Das Gewichtsproblem, das die Formel-1-Autos in der Startaufstellung 2026 betrifft, ist seit den Tests vor der Saison bekannt. Der Hauptgrund dafür ist die Notwendigkeit, die Abmessungen und die Größe der Batterie aufgrund des im Vergleich zum Vorjahr gestiegenen Anteils an elektrischer Energie unverändert beizubehalten oder sogar etwas größer als im Jahr 2025 zu sein.
In der Zwischenzeit wurden die Teams damit beauftragt, das Gesamtgewicht des Autos auf das für 2026 neue Limit von 768 kg zu reduzieren.
Tatsächlich war die Herausforderung für alle besonders komplex, da die Teams die Komponenten miniaturisieren und gleichzeitig die gleichen mechanischen und Sicherheitseigenschaften beibehalten mussten.
Zu den Autos mit den größten Gewichtsschwierigkeiten gehörte der Red Bull RB22, bei dem zu Saisonbeginn mehr als 10 kg über der Mindestgewichtsgrenze lagen und bei den Tests in Barcelona und Bahrain vermutlich rund 13 kg übergewichtig waren.

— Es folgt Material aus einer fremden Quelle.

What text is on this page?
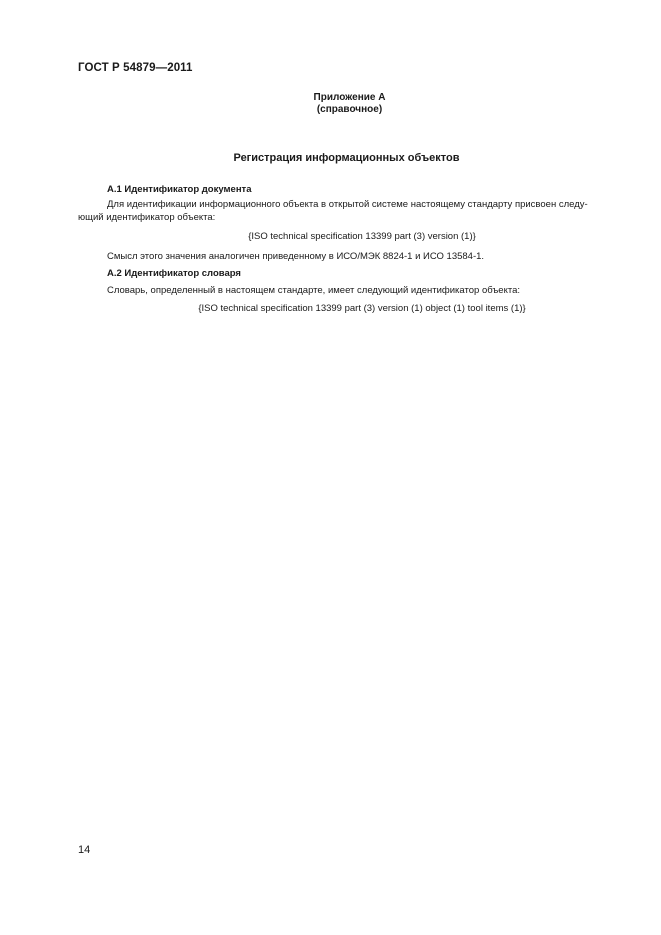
ГОСТ Р 54879—2011
Приложение А
(справочное)
Регистрация информационных объектов
А.1 Идентификатор документа
Для идентификации информационного объекта в открытой системе настоящему стандарту присвоен следу-
ющий идентификатор объекта:
{ISO technical specification 13399 part (3) version (1)}
Смысл этого значения аналогичен приведенному в ИСО/МЭК 8824-1 и ИСО 13584-1.
А.2 Идентификатор словаря
Словарь, определенный в настоящем стандарте, имеет следующий идентификатор объекта:
{ISO technical specification 13399 part (3) version (1) object (1) tool items (1)}
14
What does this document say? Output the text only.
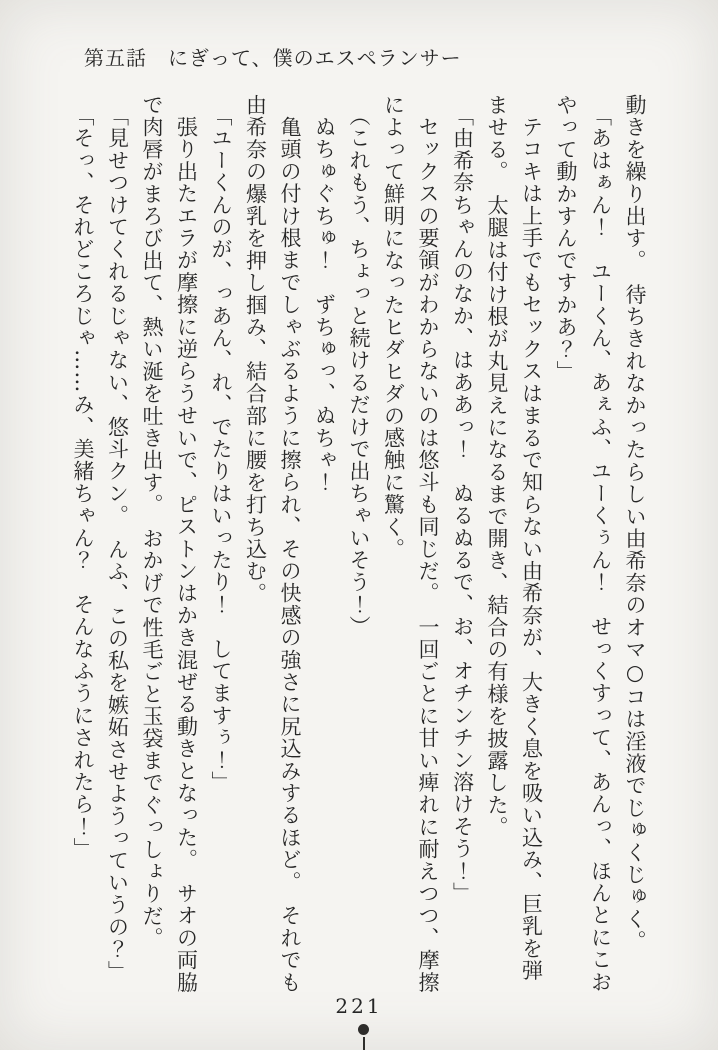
第五話　にぎって、僕のエスペランサー

動きを繰り出す。　待ちきれなかったらしい由希奈のオマ○コは淫液でじゅくじゅく。

「あはぁん！　ユーくん、あぇふ、ユーくぅん！　せっくすって、あんっ、ほんとにこお

やって動かすんですかあ？」

テコキは上手でもセックスはまるで知らない由希奈が、大きく息を吸い込み、巨乳を弾

ませる。　太腿は付け根が丸見えになるまで開き、結合の有様を披露した。

「由希奈ちゃんのなか、はああっ！　ぬるぬるで、お、オチンチン溶けそう！」

セックスの要領がわからないのは悠斗も同じだ。　一回ごとに甘い痺れに耐えつつ、摩擦

によって鮮明になったヒダヒダの感触に驚く。

（これもう、ちょっと続けるだけで出ちゃいそう！）

ぬちゅぐちゅ！　ずちゅっ、ぬちゃ！

亀頭の付け根までしゃぶるように擦られ、その快感の強さに尻込みするほど。　それでも

由希奈の爆乳を押し掴み、結合部に腰を打ち込む。

「ユーくんのが、っあん、れ、でたりはいったり！　してますぅ！」

張り出たエラが摩擦に逆らうせいで、ピストンはかき混ぜる動きとなった。　サオの両脇

で肉唇がまろび出て、熱い涎を吐き出す。　おかげで性毛ごと玉袋までぐっしょりだ。

「見せつけてくれるじゃない、悠斗クン。　んふ、この私を嫉妬させようっていうの？」

「そっ、それどころじゃ……み、美緒ちゃん？　そんなふうにされたら！」

221
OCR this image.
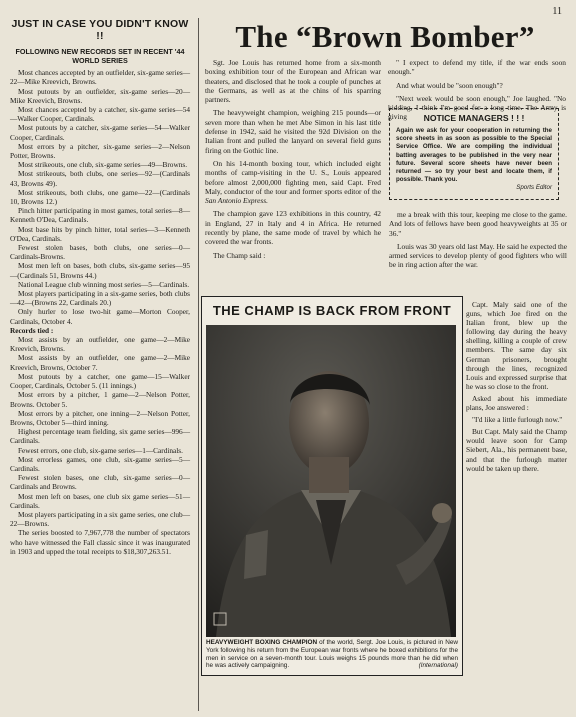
11
JUST IN CASE YOU DIDN'T KNOW !!
FOLLOWING NEW RECORDS SET IN RECENT '44 WORLD SERIES

Most chances accepted by an outfielder, six-game series—22—Mike Kreevich, Browns.

Most putouts by an outfielder, six-game series—20—Mike Kreevich, Browns.

Most chances accepted by a catcher, six-game series—54—Walker Cooper, Cardinals.

Most putouts by a catcher, six-game series—54—Walker Cooper, Cardinals.

Most errors by a pitcher, six-game series—2—Nelson Potter, Browns.

Most strikeouts, one club, six-game series—49—Browns.

Most strikeouts, both clubs, one series—92—(Cardinals 43, Browns 49).

Most strikeouts, both clubs, one game—22—(Cardinals 10, Browns 12.)

Pinch hitter participating in most games, total series—8—Kenneth O'Dea, Cardinals.

Most base hits by pinch hitter, total series—3—Kenneth O'Dea, Cardinals.

Fewest stolen bases, both clubs, one series—0—Cardinals-Browns.

Most men left on bases, both clubs, six-game series—95—(Cardinals 51, Browns 44.)

National League club winning most series—5—Cardinals.

Most players participating in a six-game series, both clubs—42—(Browns 22, Cardinals 20.)

Only hurler to lose two-hit game—Morton Cooper, Cardinals, October 4.

Records tied :

Most assists by an outfielder, one game—2—Mike Kreevich, Browns.

Most assists by an outfielder, one game—2—Mike Kreevich, Browns, October 7.

Most putouts by a catcher, one game—15—Walker Cooper, Cardinals, October 5. (11 innings.)

Most errors by a pitcher, 1 game—2—Nelson Potter, Browns. October 5.

Most errors by a pitcher, one inning—2—Nelson Potter, Browns, October 5—third inning.

Highest percentage team fielding, six game series—996—Cardinals.

Fewest errors, one club, six-game series—1—Cardinals.

Most errorless games, one club, six-game series—5—Cardinals.

Fewest stolen bases, one club, six-game series—0—Cardinals and Browns.

Most men left on bases, one club six game series—51—Cardinals.

Most players participating in a six game series, one club—22—Browns.

The series boosted to 7,967,778 the number of spectators who have witnessed the Fall classic since it was inaugurated in 1903 and upped the total receipts to $18,307,263.51.

The “Brown Bomber”

Sgt. Joe Louis has returned home from a six-month boxing exhibition tour of the European and African war theaters, and disclosed that he took a couple of punches at the Germans, as well as at the chins of his sparring partners.

The heavyweight champion, weighing 215 pounds—or seven more than when he met Abe Simon in his last title defense in 1942, said he visited the 92d Division on the Italian front and pulled the lanyard on several field guns firing on the Gothic line.

On his 14-month boxing tour, which included eight months of camp-visiting in the U. S., Louis appeared before almost 2,000,000 fighting men, said Capt. Fred Maly, conductor of the tour and former sports editor of the San Antonio Express.

The champion gave 123 exhibitions in this country, 42 in England, 27 in Italy and 4 in Africa. He returned recently by plane, the same mode of travel by which he covered the war fronts.

The Champ said :

" I expect to defend my title, if the war ends soon enough."

And what would be "soon enough"?

"Next week would be soon enough," Joe laughed. "No kidding, I think I'm good for a long time. The Army is giving	NOTICE MANAGERS ! ! !
Again we ask for your cooperation in returning the score sheets in as soon as possible to the Special Service Office. We are compiling the individual batting averages to be published in the very near future. Several score sheets have never been returned — so try your best and locate them, if possible. Thank you.
Sports Editor

me a break with this tour, keeping me close to the game. And lots of fellows have been good heavyweights at 35 or 36."

Louis was 30 years old last May. He said he expected the armed services to develop plenty of good fighters who will be in ring action after the war.

THE CHAMP IS BACK FROM FRONT
HEAVYWEIGHT BOXING CHAMPION of the world, Sergt. Joe Louis, is pictured in New York following his return from the European war fronts where he boxed exhibitions for the men in service on a seven-month tour. Louis weighs 15 pounds more than he did when he was actively campaigning.	(International)

Capt. Maly said one of the guns, which Joe fired on the Italian front, blew up the following day during the heavy shelling, killing a couple of crew members. The same day six German prisoners, brought through the lines, recognized Louis and expressed surprise that he was so close to the front.

Asked about his immediate plans, Joe answered :

"I'd like a little furlough now."

But Capt. Maly said the Champ would leave soon for Camp Siebert, Ala., his permanent base, and that the furlough matter would be taken up there.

Die aufeinanderfolgenden Aktualisierungen des Fahrzeugs, beginnend mit der völligen Neugestaltung der nach hinten abfallenden Seitenverkleidung mit einem stark ausgeprägten oberen Kanal, sollten nicht nur die aerodynamische Leistung des Fahrzeugs verbessern, sondern auch durch die Reduzierung der Innenrohre und die Neugestaltung der Unterbodenkomponenten eine deutliche Gewichtsreduzierung erreichen.
Mittlerweile geht man davon aus, dass der RB22 von Max Verstappen und Isack Hadjar etwa 6–8 kg übergewichtig ist.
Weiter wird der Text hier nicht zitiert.